I'm trying to merge 2 DataFrames following Pandas Merging 101 .
To train, I tried on 2 smalls Dataframe:
df1
A B C
0 4 64 51
1 7 1 6
2 47 21 56
3 96 16 4
4 2 6 4
df2
A B C D
0 8 6 8 7
1 7 1 14 5
2 8 8 8 8
3 96 16 32 4
I want to check all values of columns A
and B
of df1
, if they correspond to columns A
and B
of df2
, then I create a new column D
in dataFrame df2
that correspond to the value of D
. If the values does not correspond to any rows in df2
then I store Nan.
I used this:
df3= df1.merge(df2[['A', 'B','D']], on= ['A', 'B'], how= 'left')

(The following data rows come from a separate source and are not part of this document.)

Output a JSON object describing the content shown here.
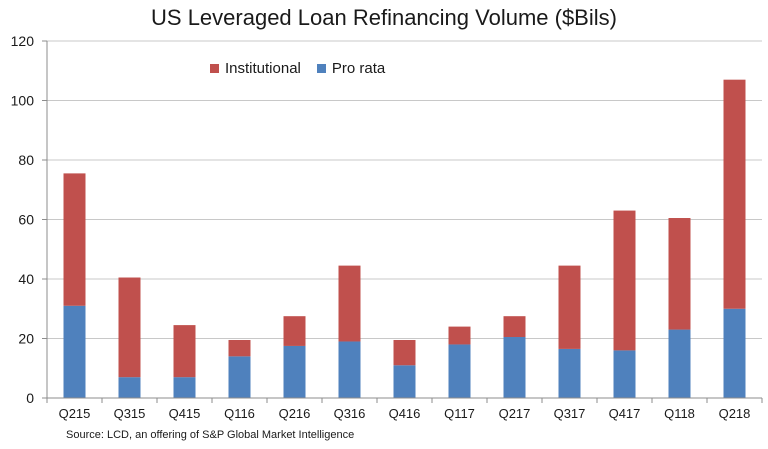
{
  "chart_data": {
    "type": "bar",
    "stacked": true,
    "title": "US Leveraged Loan Refinancing Volume ($Bils)",
    "xlabel": "",
    "ylabel": "",
    "ylim": [
      0,
      120
    ],
    "yticks": [
      0,
      20,
      40,
      60,
      80,
      100,
      120
    ],
    "ytick_labels": [
      "0",
      "20",
      "40",
      "60",
      "80",
      "100",
      "120"
    ],
    "grid": true,
    "legend_position": "top-left",
    "categories": [
      "Q215",
      "Q315",
      "Q415",
      "Q116",
      "Q216",
      "Q316",
      "Q416",
      "Q117",
      "Q217",
      "Q317",
      "Q417",
      "Q118",
      "Q218"
    ],
    "series": [
      {
        "name": "Pro rata",
        "color": "#4f81bd",
        "values": [
          31,
          7,
          7,
          14,
          17.5,
          19,
          11,
          18,
          20.5,
          16.5,
          16,
          23,
          30
        ]
      },
      {
        "name": "Institutional",
        "color": "#c0504d",
        "values": [
          44.5,
          33.5,
          17.5,
          5.5,
          10,
          25.5,
          8.5,
          6,
          7,
          28,
          47,
          37.5,
          77
        ]
      }
    ],
    "source": "Source: LCD, an offering of S&P Global Market Intelligence"
  },
  "legend": {
    "items": [
      {
        "label": "Institutional",
        "color": "#c0504d"
      },
      {
        "label": "Pro rata",
        "color": "#4f81bd"
      }
    ]
  }
}
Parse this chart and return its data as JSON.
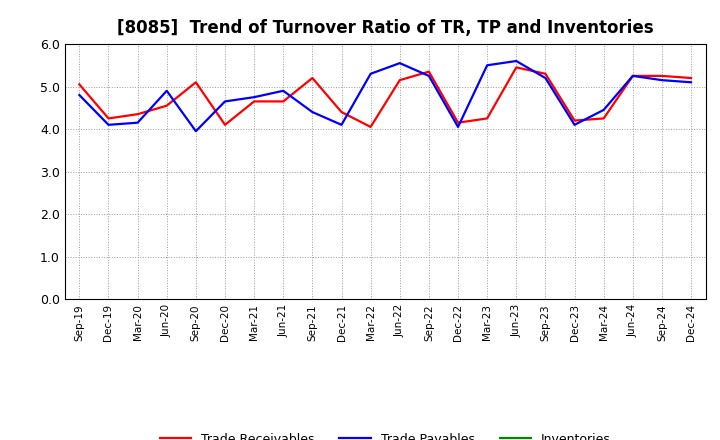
{
  "title": "[8085]  Trend of Turnover Ratio of TR, TP and Inventories",
  "x_labels": [
    "Sep-19",
    "Dec-19",
    "Mar-20",
    "Jun-20",
    "Sep-20",
    "Dec-20",
    "Mar-21",
    "Jun-21",
    "Sep-21",
    "Dec-21",
    "Mar-22",
    "Jun-22",
    "Sep-22",
    "Dec-22",
    "Mar-23",
    "Jun-23",
    "Sep-23",
    "Dec-23",
    "Mar-24",
    "Jun-24",
    "Sep-24",
    "Dec-24"
  ],
  "trade_receivables": [
    5.05,
    4.25,
    4.35,
    4.55,
    5.1,
    4.1,
    4.65,
    4.65,
    5.2,
    4.4,
    4.05,
    5.15,
    5.35,
    4.15,
    4.25,
    5.45,
    5.3,
    4.2,
    4.25,
    5.25,
    5.25,
    5.2
  ],
  "trade_payables": [
    4.8,
    4.1,
    4.15,
    4.9,
    3.95,
    4.65,
    4.75,
    4.9,
    4.4,
    4.1,
    5.3,
    5.55,
    5.25,
    4.05,
    5.5,
    5.6,
    5.2,
    4.1,
    4.45,
    5.25,
    5.15,
    5.1
  ],
  "inventories": [
    null,
    null,
    null,
    null,
    null,
    null,
    null,
    null,
    null,
    null,
    null,
    null,
    null,
    null,
    null,
    null,
    null,
    null,
    null,
    null,
    null,
    null
  ],
  "tr_color": "#ff0000",
  "tp_color": "#0000ff",
  "inv_color": "#008800",
  "ylim": [
    0.0,
    6.0
  ],
  "yticks": [
    0.0,
    1.0,
    2.0,
    3.0,
    4.0,
    5.0,
    6.0
  ],
  "background_color": "#ffffff",
  "grid_color": "#999999",
  "title_fontsize": 12,
  "legend_labels": [
    "Trade Receivables",
    "Trade Payables",
    "Inventories"
  ]
}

And this give me the expected output
OUTPUT:
df3
A B C D
0 4 64 51 NaN
1 7 1 6 5.0
2 47 21 56 NaN
3 96 16 4 4.0
4 2 6 4 NaN
Now I tried the same procedure but on real world datasets:
df1.shape -> (1000, 92)
df2.shape -> (1744, 22)
df3= df1.merge(df2[['NUM_WB', 'WB','TENSION', 'COURANT']], on= ['NUM_WB', 'WB','TENSION'], how= 'left')
df3.shape -> (72162, 93)
I expected df3 to have the same number of rows as df1. How to explain this?